Health Data in Dorieh (Medicare and Medicaid)

Overview of Health Data Processing 

Dorieh includes Data processing pipelines to ingest and process health datasets provided by the Centers for Medicare & Medicaid Services (CMS) via ResDac.

These pipelines build a data warehouse from ResDAC-delivered raw data files (both Medicare and Medicaid), preparing the data for analysis and visualization. The data warehouse can be used as Feature Store for building ML/AI models.

The workflow performs:

Ingestion of raw fixed-width and SAS-based files into a relational database
Data cleansing and deduplication (where possible)
Creation of standardized and federated tables
Computation of quality metrics (QC)
Optimization for efficient querying

For more details, refer to:

Medicare processing workflow and data model (schema)
Medicaid processing workflow and data model (schema)
Tips on querying of Medicaid data

Medicare processing workflow includes a pipeline to automatically generate Quality COntrol (QC) Tables.

These tables can be visualized in the included Apache Superset dashboard.

Project Structure 

Top level directories at the repository root are:

- doc
- src

The doc/ directory contains this documentation.
The src/ directory contains source code, organized as follows:
- cwl
- python

CWL Workflows 

The cwl/ folder contains reusable Common Workflow Language (CWL) tools and workflows.

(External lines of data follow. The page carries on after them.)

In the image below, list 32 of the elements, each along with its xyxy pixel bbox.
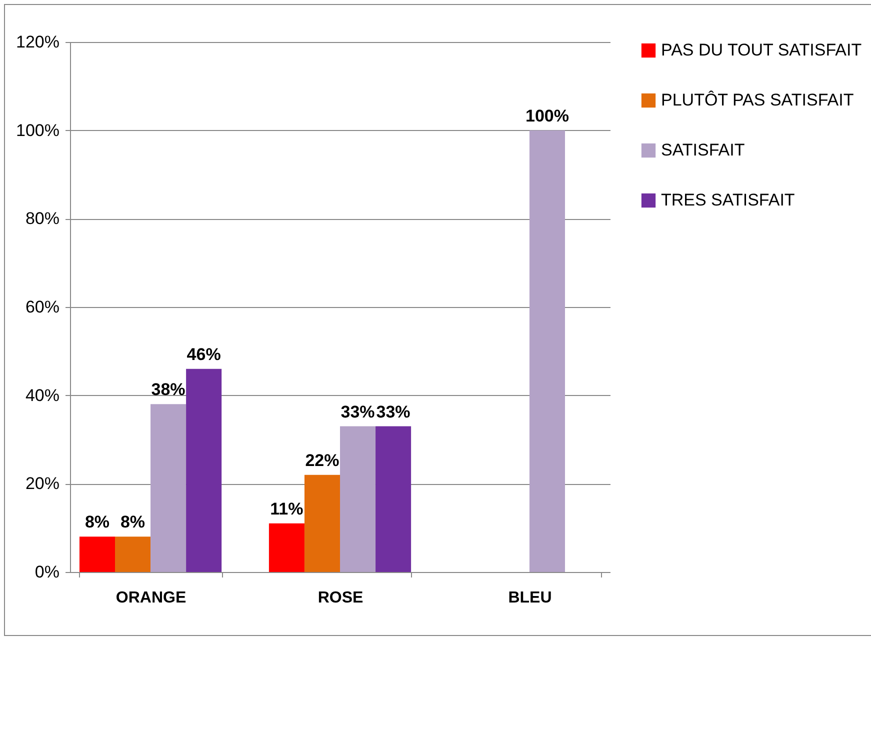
data-label: 33%: [376, 402, 410, 422]
bar: [529, 130, 565, 572]
data-label: 38%: [151, 380, 186, 400]
bar: [186, 368, 222, 572]
data-label: 11%: [270, 499, 304, 518]
legend-label: PLUTÔT PAS SATISFAIT: [661, 90, 854, 110]
x-tick-label: BLEU: [508, 590, 552, 606]
y-tick-label: 120%: [16, 32, 60, 52]
bar: [115, 536, 151, 572]
y-tick-label: 80%: [25, 209, 60, 228]
data-label: 33%: [340, 402, 375, 422]
bar: [79, 536, 115, 572]
data-label: 8%: [120, 512, 146, 532]
x-tick-label: ROSE: [318, 590, 364, 606]
y-tick-label: 40%: [25, 386, 60, 405]
y-tick-label: 100%: [16, 120, 60, 140]
data-label: 8%: [84, 512, 110, 532]
bar: [340, 426, 376, 572]
bar: [268, 523, 304, 572]
bar: [376, 426, 412, 572]
y-tick-label: 20%: [25, 474, 60, 494]
legend-label: PAS DU TOUT SATISFAIT: [661, 40, 862, 60]
legend-label: TRES SATISFAIT: [661, 190, 795, 210]
x-tick-label: ORANGE: [116, 590, 186, 606]
data-label: 46%: [186, 344, 221, 364]
bar: [304, 474, 340, 572]
y-tick-label: 0%: [34, 562, 60, 582]
legend-label: SATISFAIT: [661, 140, 745, 160]
data-label: 100%: [525, 106, 569, 126]
data-label: 22%: [305, 450, 340, 470]
y-tick-label: 60%: [25, 298, 60, 316]
bar: [150, 404, 186, 572]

Each CMS data processing step ( e.g. ingest, combine, transform) is implemented as a modular CWL tool.

CWL tools are documented individually Tools are combined into full workflows, such as:

Medicare Pipeline files.
Medicaid Pipeline

Python Utilities 

The python/ directory provides CLI tools and reusable modules, documented in:

CMS Python Package Overview.

These include:

Parsing fixed-width data layouts from FTS files
Working with SAS7BDAT files
Generating dynamic schemas (YAML models)
Data loading and validation
PostgreSQL utilities (indexing, vacuuming)

Data Model for health data 

We define a YAML-based data model (schema) to describe each processing table.

This model is used to:

Automatically generate SQL DDL statements
Control how data is read from files and loaded into the database
Standardize naming conventions, indexing, and transformations

Schemas are:

Automatically generated via FTS parsing (for 2011+ ResDAC files)
Programmatically introspected from SAS7BDAT files (for 1999–2010 Medicare data)

Medicare Tables 

Medicaid Tables 

SQL Utilities 

Stored Procedures 

📄 Procedures help scale population of large tables like eligibility, by batching inserts by beneficiary, or by year and state. This avoids resource exhaustion in large transactions.

Date Parsing Functions 

📄 Custom SQL functions to parse non-standard date formats commonly found in legacy Medicare files and ResDAC data.